07
9 unusual reasons why people get fatter.
Filed Under (science) by admin on 07-12-2007
These are a few of the more unusual reasons why there is an explosion in the number of people that are overweight. Some of them are really surprising I find.
1) Not Enough sleep.
Apparently, there is strong correlation between the hours you sleep and you overweight. There is the obvious connection that overweight people have a ore restless sleep, but it was also shown that less sleep gives a hungry feeling that is more difficult to satiate.
A group of young nurses was followed and their sleep patterns recorded. 20 years later hose that slept only 5 hours put on more weight than those that slept 6 hours and they put on more weight than those that slept 7 hours. Puzzling.
2) Climate control
As we tend to live more and more in circumstances in which our environment has an ideal temperature of 21 degrees Celcius, we burn less fat in trying to regulate our internal temperature. This goes for cold (heating) and warm (climatisation) regions.
3) Less smoking
A though one, but people who smoke are thinner on average. And if you ever tried to stop smoking, you know that you gain a few kilos.
4) Prenatal effect
Having an overweight mother enhances you chances of having the same problems, and this very early in life.
5) Getting older
This you can see all around you. I see it even in my parents and less in myself (because I do something about it), but older people tends to put on weight. I guess this is because their calorie needs are less but they do not change their diet.
6) More drugs
In the 1970s a new class of antipsychotic medication called neuroleptics came on the market, and millions of people worldwide now take these drugs. Alongside their undoubted success in treating psychosis, neuroleptics have a drawback: users typically gain 4 kilograms in the first 10 weeks, and another 4 or 5 kg in the year that follows.

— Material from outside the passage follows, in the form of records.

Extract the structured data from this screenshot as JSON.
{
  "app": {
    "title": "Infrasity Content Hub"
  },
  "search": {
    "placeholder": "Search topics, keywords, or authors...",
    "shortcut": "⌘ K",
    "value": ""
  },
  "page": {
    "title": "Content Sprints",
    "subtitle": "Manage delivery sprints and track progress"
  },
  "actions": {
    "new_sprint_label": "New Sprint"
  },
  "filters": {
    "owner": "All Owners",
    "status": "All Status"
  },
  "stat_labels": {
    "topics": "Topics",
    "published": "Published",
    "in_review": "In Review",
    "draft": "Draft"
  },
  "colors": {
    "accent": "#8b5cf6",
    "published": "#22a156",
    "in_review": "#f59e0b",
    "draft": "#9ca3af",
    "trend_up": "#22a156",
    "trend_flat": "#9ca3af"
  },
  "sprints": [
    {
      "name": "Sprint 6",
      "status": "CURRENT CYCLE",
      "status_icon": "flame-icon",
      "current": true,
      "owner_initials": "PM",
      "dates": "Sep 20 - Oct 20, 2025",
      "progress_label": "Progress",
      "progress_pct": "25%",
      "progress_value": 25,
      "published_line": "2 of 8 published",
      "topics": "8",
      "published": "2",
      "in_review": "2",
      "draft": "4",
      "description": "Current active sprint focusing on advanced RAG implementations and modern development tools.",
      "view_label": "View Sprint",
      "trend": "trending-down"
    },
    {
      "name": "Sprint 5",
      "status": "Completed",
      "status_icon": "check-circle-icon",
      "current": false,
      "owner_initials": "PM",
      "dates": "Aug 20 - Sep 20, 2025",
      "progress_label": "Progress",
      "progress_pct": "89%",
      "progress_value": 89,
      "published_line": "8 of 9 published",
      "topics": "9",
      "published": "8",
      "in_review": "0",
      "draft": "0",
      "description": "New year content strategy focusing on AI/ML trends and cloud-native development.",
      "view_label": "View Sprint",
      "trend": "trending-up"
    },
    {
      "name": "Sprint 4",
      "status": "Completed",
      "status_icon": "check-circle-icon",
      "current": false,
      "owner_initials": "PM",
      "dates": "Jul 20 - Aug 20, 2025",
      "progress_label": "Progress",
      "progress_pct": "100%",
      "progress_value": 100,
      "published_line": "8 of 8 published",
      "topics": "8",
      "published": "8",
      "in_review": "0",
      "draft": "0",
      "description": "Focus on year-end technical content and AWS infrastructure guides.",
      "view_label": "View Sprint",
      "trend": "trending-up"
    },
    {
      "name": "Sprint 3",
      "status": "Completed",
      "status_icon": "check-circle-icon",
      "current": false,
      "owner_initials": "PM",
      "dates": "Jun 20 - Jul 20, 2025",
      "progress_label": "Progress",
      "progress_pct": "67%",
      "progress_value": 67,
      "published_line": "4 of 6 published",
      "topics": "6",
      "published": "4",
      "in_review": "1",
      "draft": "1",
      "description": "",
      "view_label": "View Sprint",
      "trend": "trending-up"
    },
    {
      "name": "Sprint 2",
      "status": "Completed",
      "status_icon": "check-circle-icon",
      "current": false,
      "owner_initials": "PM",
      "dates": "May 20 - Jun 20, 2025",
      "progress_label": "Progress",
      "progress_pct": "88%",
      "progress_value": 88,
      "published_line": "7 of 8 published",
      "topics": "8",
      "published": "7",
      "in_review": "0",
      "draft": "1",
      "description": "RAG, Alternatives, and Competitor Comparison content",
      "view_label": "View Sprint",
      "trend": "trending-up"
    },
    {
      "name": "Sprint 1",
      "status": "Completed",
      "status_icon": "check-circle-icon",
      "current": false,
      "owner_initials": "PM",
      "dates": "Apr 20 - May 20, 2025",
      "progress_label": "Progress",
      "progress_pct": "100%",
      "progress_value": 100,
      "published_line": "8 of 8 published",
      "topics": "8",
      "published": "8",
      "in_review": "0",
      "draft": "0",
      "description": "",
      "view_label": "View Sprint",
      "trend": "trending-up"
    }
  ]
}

Neuroleptics are not the only class of drugs to cause weight gain: anticonvulsants to treat epilepsy, antihypertensives for high blood pressure, protease inhibitors to treat HIV and diabetes medications, including insulin, have all been associated with packing on the pounds. Beta blockers add an average 1.2 kg to people using them, and taking contraceptive pills for two years will pad you out with an extra 5 kg. Even common, over-the-counter antihistamines can fatten you up.
7) Pollution
In daily life, people are exposed to tens of thousands of industrial chemicals: pesticides, dyes, flavourings, perfumes, plastics, resins and solvents, to name but a few. We swallow them, inhale them and absorb them through our skin.
There is some evidence that low levels of some of these chemicals can lead to weight gain. Some of these chemicals are endocrine disruptors that interfere with the functioning of hormones such as oestrogen. Numerous animal and human studies suggest that when oestrogen is not functioning properly there is a tendency for weight gain.
8 ) Fat equals fecund
Statistical analysis proved that indeed fat people tend to have more children. And as children of fat people have a larger probability to get overweight too (see point 4) this increases the number.
9) Older mums
Combining point 5 with the fact that the age at which women have their first child has increased by 5 years (on average) makes it easy to see that this is indeed a possible cause for the trend of seeing more fat people in the streets nowadays.
There are off course other factors at play, but it seems to be hard to make the correlation stand out with the recent increase in the number of overweight persons.
One of the obvious is too much food, junk food or lack of physical exercise. Studies have, up to date, not been able to pin down the relationship in a certain way.
This post was inspired by a 2006 New Scientist article.